Fair social spending key determinant for child poverty reduction

BySusanna Gevorgyan

Fair social spending key determinant for child poverty reduction

 

Public expenditure for social protection plays a fundamental role in improving wellbeing and ensures equal rights within a society, UNICEF notes in a recent report. It argues that legislative reforms that focus on raising equality in the distribution of taxes and benefits across the population are key determinants for decreasing child poverty in low- and middle-income economies.

A new report titled “Strengthening the evidence on the correlation between fiscal equity and social outcomes for children” points out that equality and tax-benefit regulations are linked. The analysis, based on data from 101 countries between the years 1998 and 2017, clearly illustrates how the efficiency of social protection spending in decreasing extreme poverty (US$1.90 per day) and inequality is positively correlated with fiscal equity meaning that universal access to social services is key to achieving inclusive growth and equality.

Vulnerable members of society who cannot access social services are impacted disproportionately which leaves them behind in terms of social and economic growth. The report reveals that in non-EU countries, a 1% increase in the share of social protection spending addressed to people living in extreme poverty is associated with a 0.34% fall in the poverty headcount. This implies that further equitable distribution of social protection spending is vital to alleviate poverty and reduce inequality in low- and middle-income economies and consequently it is a fundamental element to the achievement of Sustainable Development Goal N1.

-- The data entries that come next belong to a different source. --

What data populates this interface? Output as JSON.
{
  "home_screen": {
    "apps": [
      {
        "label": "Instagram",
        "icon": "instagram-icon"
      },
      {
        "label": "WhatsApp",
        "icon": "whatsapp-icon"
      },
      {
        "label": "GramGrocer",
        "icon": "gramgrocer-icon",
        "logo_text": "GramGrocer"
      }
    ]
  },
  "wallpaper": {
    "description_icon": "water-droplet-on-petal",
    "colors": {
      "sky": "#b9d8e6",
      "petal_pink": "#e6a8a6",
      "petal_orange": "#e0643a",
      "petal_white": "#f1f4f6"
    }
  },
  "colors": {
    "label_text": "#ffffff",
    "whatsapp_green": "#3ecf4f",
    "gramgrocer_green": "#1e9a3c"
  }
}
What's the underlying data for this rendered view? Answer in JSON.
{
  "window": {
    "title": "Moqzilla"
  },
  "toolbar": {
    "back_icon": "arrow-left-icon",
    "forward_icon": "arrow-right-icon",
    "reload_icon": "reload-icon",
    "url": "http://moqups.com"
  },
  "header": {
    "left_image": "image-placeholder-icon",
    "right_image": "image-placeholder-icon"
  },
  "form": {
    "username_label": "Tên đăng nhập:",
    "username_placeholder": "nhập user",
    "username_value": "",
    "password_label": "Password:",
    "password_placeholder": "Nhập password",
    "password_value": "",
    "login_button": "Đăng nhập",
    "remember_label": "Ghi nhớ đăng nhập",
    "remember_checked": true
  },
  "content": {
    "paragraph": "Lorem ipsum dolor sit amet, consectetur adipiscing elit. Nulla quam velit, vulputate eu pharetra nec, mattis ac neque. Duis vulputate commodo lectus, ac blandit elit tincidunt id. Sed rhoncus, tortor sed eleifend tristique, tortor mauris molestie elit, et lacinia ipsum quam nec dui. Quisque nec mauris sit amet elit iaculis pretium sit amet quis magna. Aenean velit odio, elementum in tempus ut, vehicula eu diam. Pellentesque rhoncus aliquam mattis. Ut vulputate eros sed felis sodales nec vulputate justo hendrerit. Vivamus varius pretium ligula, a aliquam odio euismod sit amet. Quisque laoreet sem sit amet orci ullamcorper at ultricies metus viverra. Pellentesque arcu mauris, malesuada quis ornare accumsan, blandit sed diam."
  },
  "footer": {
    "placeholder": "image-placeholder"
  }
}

Photo Credit: UNICEF/UNI112437/Halle’n

Case study – Mozambique

The report ran analyses on data from Mozambique, a low-income country, that reveal that the current tax-benefit system of the country decreases income inequality by a small extent, just 12%. Furthermore, according to the research, present tax-benefit policies implemented in Mozambique are unsuccessful as regards poverty reduction as these policies target only a small segment of the population. According to the report, the Coronavirus pandemic that challenged the country at a weak moment in its economic history will significantly impact the redistribution outcomes. Simulations show that the child poverty headcount for consumable income will grow by 1.2 percentage points.

Case study – Zambia

The report applied the same analyses to data from a lower-middle-income country – Zambia. Its social protection system appears to be less progressive compared to Mozambique. The current tax-benefit system of the country decreases income inequality by only 4%. In addition, the tax-benefit system in Zambia causes fiscal impoverishment as, for instance, the analyses show that the child poverty headcount grows from 70.1% at market income to 71.7% at consumable income. This is due to the fact that the country places a heavy burden on the poor segment of the population through indirect taxes. In relation to the impact of the pandemic, the country has faced the challenges brought about by COVID-19 in a period when its economy was weak. Simulations show that redistribution outcomes will be significantly impacted and the child poverty headcount is projected to grow by 1.9 percentage points.

Policy simulations

The authors further challenged the research models by testing two new transfers on top of the existing measures in Mozambique and Zambia, aiming to discover more effective means of redistribution:

  • a means-tested allocation equivalent to the family poverty gap at the US$1.90 per day poverty line, and
  • a non-means-tested allocation per child up to the age of 18.

Policy simulation demonstrates that both types of transfer would be successful in decreasing national and child poverty gaps in both countries. In both cases, the beneficiaries are vulnerable families and children under 18.

The report emphasizes the significance of testing the distributional effects of different theoretical improvements before implementing these particularly when economic resources are limited. Overall, the publication reveals a strong correlation between equity in social spending and improved wellbeing.